Aber das könnte es erklären, warum etwa auf der Ebene der Landesschützenverbände kein eigenständiger „Sportler-Vertreter" in einem Präsidium sitzt. Und wer weiß, vielleicht ist dies auch schon in irgend einem Landesschießsportverband der Fall, und ich weiß davon nur noch nichts.
Sportlervertreter im Spitzenbereich sind meiner Ansicht nach sinnvoll weil kaum ein Sportler gleichzeitig auch die Tätigkeit als Funktionär in einem internationalen Verband ausüben kann, auch wenn es Ausnahmen gab und wohl auch noch geben kann. Das aktive Sportler Erfahrungen einbringen können von denen der Funktionär aus der Olympiamannschaft von 72 noch nichts gehört hat sollte verständlich sein.
Der Breitensportler ist ja der der den Verein meistens trägt und somit in den Gremien vertreten ist. Bei den Schützen ist es ja nicht so dass Leistungsträger bei erreichen der Volljährigkeit, also dann wenn er für Ämter zur Wahl steht schon seinen Zenit überschritten hat und bei Athleten Deutschland kaum ein Wahlperiode lang noch mitarbeiten könnte.
Wer sich als Vereinsmitglied nicht in notwendige vakante Ämter wählen lassen will braucht kein zusätzliches Amt dass dann auch wieder andere machen sollen.
Davon zu trennen ist die Frage nach der Sportförderung, und die ist ja sehr oft und auch schon sehr tiefschürfend und kontrovers diskutiert worden.

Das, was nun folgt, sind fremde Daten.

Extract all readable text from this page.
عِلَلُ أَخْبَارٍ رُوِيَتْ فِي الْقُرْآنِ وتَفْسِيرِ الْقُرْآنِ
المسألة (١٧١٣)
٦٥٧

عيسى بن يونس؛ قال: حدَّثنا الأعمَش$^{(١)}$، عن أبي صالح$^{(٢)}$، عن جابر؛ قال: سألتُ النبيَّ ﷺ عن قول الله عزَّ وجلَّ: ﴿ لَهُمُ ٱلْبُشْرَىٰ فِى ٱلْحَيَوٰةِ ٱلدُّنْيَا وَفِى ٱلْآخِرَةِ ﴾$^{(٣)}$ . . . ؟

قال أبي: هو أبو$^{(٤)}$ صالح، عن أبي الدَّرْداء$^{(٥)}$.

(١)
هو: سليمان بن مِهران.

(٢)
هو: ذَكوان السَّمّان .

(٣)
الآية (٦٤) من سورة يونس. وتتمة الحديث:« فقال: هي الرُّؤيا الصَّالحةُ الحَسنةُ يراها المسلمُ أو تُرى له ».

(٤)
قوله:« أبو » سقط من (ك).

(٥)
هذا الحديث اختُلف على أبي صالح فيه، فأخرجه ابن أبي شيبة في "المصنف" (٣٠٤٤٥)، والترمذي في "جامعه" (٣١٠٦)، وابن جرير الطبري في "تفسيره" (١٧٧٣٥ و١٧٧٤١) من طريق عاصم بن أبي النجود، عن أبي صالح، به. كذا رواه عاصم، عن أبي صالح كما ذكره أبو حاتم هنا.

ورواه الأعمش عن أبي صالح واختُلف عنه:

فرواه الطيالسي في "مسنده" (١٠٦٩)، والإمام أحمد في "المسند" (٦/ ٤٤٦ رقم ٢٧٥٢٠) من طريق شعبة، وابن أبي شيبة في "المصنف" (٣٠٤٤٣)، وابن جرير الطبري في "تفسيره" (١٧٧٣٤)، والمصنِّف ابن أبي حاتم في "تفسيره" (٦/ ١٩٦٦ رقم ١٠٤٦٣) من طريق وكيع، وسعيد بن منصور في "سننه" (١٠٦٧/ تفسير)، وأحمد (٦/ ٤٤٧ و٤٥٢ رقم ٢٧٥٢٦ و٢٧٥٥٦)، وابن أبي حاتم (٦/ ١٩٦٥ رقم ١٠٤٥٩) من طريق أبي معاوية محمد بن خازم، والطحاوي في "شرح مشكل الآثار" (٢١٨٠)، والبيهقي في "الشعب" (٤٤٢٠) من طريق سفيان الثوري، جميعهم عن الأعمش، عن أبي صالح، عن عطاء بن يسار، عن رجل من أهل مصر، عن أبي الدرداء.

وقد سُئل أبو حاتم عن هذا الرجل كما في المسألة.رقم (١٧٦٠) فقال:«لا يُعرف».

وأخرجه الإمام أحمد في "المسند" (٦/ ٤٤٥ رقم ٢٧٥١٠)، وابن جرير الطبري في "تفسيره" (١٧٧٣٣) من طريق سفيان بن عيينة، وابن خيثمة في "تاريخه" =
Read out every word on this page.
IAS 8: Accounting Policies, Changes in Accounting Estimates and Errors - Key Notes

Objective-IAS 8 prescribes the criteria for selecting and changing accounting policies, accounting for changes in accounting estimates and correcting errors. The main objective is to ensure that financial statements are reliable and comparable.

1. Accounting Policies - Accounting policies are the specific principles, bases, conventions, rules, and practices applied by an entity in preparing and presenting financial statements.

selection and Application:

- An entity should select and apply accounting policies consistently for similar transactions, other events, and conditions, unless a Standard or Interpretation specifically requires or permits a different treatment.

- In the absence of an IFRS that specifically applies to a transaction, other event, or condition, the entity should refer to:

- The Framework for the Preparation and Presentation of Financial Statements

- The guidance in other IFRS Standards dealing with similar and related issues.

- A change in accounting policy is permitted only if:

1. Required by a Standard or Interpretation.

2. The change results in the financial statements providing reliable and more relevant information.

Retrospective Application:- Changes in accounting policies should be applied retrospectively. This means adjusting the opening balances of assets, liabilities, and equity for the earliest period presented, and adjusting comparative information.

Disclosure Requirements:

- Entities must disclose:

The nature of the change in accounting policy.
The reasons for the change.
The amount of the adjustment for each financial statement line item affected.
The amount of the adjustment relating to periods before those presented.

Das ist durchaus diskussionswürdig, aber bitte nicht auf Kosten anderer, also hier der Leistungssportler.
Einmal sollten wir nicht vergessen dass alleine über den Anlagenbau, selbst wenn es nur der Keller in einem öffentlichen Bauwerk für den LG Stand ist durchaus Mittel auch für den Breitensport bereitgestellt werden. Wenn der Skilift als Stützpunkt für den Kaderausgebaut wird, nutzen den in der meisten Zeit die Touristen, also die Breitensportler.
Was wir aber bestimmt nicht brauchen ist eine Vertretung der Breitensportler im internationalen Bereich nachdem in #2 anscheinend gefragt wird. Die haben meiner Ansicht nach viel zu wenige gemeinsame Ansprüche die von oben geregelt werden müssen.